John Mayall & The Bluesbreakers with Eric Clapton (London / Deram), UK 1966
Ceci est l’album séminal du British Blues et probablement celui qui eut le plus grand impact sur l’évolution du mouvement et même du Blues en général. Bien que la prestation de John Mayall soit tout à fait honorable et que l’apport d'Hughie Flint (drums) et de John McVie (basse) ne saurait être occulté, la vraie vedette estEric Clapton. Inspiré par Buddy Guy et les trois King (Albert, B.B. et Freddie), le guitariste domine littéralement le répertoire constitué de standards et de compositions du leader, inventant des riffs d’une puissance jamais entendue jusqu'ici. Et surtout, il y a ce son énorme et dévastateur ! Clapton a branché sa Gibson Les Paul dans un de ces nouveaux amplificateurs à tubes concoctés par Jim Marshall (surnommé the father of loud) et il a calé les potentiomètres à fond, inventant ainsi une tonalité qui définira celle de la plupart des grands albums de Blues-Rock électrique de ces 40 dernières années. On peut d’ailleurs voir ce fameux ampli sur une photographie de studio au dos de la pochette, une image iconique qui contribuera largement à étendre sa renommée. Le disque a été réédité en compact dans une version remastérisée avec deux titres supplémentaires, soit au total 12 plages reprises en mono (avec une guitare très présente comme dans le LP original de juillet 1966) et en stéréo (avec une balance plus conventionnelle). A noter que Clapton fait aussi ses débuts de chanteur sur une reprise de Robert Johnson intitulée Ramblin' On My Mind mais là, il n’a convaincu personne. Aucune importance d'ailleurs puisque après la sortie de ce magistral opus, il fut considéré comme le plus grand des guitaristes de Rock à tel point qu’on pouvait même lire sur les murs de Londres : « Clapton is god ».
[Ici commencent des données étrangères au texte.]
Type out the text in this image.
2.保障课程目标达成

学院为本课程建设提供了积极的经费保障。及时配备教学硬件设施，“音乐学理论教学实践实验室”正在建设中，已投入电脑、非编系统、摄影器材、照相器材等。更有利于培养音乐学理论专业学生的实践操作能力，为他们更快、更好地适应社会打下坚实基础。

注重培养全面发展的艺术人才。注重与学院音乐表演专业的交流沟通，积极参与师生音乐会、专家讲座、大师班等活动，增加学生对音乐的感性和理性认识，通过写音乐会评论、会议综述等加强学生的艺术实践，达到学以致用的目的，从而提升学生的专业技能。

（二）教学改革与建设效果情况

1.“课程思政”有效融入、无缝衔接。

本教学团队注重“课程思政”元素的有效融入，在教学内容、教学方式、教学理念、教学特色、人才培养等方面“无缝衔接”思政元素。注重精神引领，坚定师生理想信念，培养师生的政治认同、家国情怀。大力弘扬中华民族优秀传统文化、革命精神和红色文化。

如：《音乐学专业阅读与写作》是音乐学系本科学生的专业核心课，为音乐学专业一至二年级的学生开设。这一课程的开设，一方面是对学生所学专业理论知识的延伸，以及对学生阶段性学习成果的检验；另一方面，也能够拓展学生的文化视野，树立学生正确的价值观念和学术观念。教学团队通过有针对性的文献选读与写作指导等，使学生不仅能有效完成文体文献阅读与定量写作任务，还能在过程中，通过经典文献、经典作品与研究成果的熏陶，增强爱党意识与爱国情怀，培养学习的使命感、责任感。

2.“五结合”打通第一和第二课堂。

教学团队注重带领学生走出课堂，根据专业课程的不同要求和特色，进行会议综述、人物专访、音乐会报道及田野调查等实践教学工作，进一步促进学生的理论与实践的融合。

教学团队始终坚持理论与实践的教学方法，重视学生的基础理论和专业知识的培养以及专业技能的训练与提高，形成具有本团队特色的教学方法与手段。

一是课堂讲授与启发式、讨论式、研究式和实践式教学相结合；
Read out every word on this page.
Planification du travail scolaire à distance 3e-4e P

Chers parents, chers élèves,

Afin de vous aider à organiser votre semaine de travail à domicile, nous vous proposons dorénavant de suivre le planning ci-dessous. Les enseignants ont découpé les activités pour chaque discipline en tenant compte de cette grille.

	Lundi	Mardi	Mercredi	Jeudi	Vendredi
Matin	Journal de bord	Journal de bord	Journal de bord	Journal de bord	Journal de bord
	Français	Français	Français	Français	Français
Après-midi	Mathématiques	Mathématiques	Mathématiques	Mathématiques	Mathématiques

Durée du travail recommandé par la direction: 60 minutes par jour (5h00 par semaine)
[ John Mayall Website ] [ Ecouter / Commander ]

Peter Green's Fleetwood Mac (Blue Horizon), UK 1968
Fleetwood Mac, nommé d’après sa rythmique composée de Mick Fleetwood (drums) et de John McVie (basse), comprenait aussi les guitaristes, compositeurs et chanteurs Jeremy Spencer et Peter Green. Ce premier disque sorti chez Blue Horizon est entièrement dédié au Blues mais affiche une étonnante dualité due aux styles très différents de ses deux solistes. D’un côté Spencer joue essentiellement en slide des morceaux composés ou directement inspirés par le grand Elmore James comme les excellents Shake Your Moneymaker, My Heart Beat Like A Hammer ou My Baby's Good To Me. Un style plutôt populaire dont Spencer ne se départira pratiquement jamais au fil des albums et qui finira par lasser mais qui, sur ce premier opus, apparaît encore frais et sincère. De l’autre, Peter Green affiche un phrasé fluide, clair et souvent lyrique, explorant des directions multiples allant du simple Blues-rock de Long Grey Mare (avec Green à l’harmonica) à un surprenant Looking for Somebody sur lequel le guitariste innove en mixant une structure de blues classique avec un zeste de calypso. Il approfondit encore davantage cette dernière formule sur If I Loved Another Woman, une sorte de calque de sa composition la plus célèbre, Black Magic Woman, qui apparaîtra une année plus tard sur l’album English Rose et qui finira logiquement entre les mains latines de Carlos Santana. L’album offre d'autres suprises comme cette reprise étrange du Hellbound On My Trail de Robert Johnson avec un Spencer inattendu au piano ou The World Keep On Turning avec Peter Green jouant sur une guitare acoustique un riff accrocheur à la manière de Son House. L’album grimpera rapidement jusqu’à la quatrième place du Top Ten britannique où il restera logé plus d’une année. Pas mal pour un album de Blues et un premier essai, non ?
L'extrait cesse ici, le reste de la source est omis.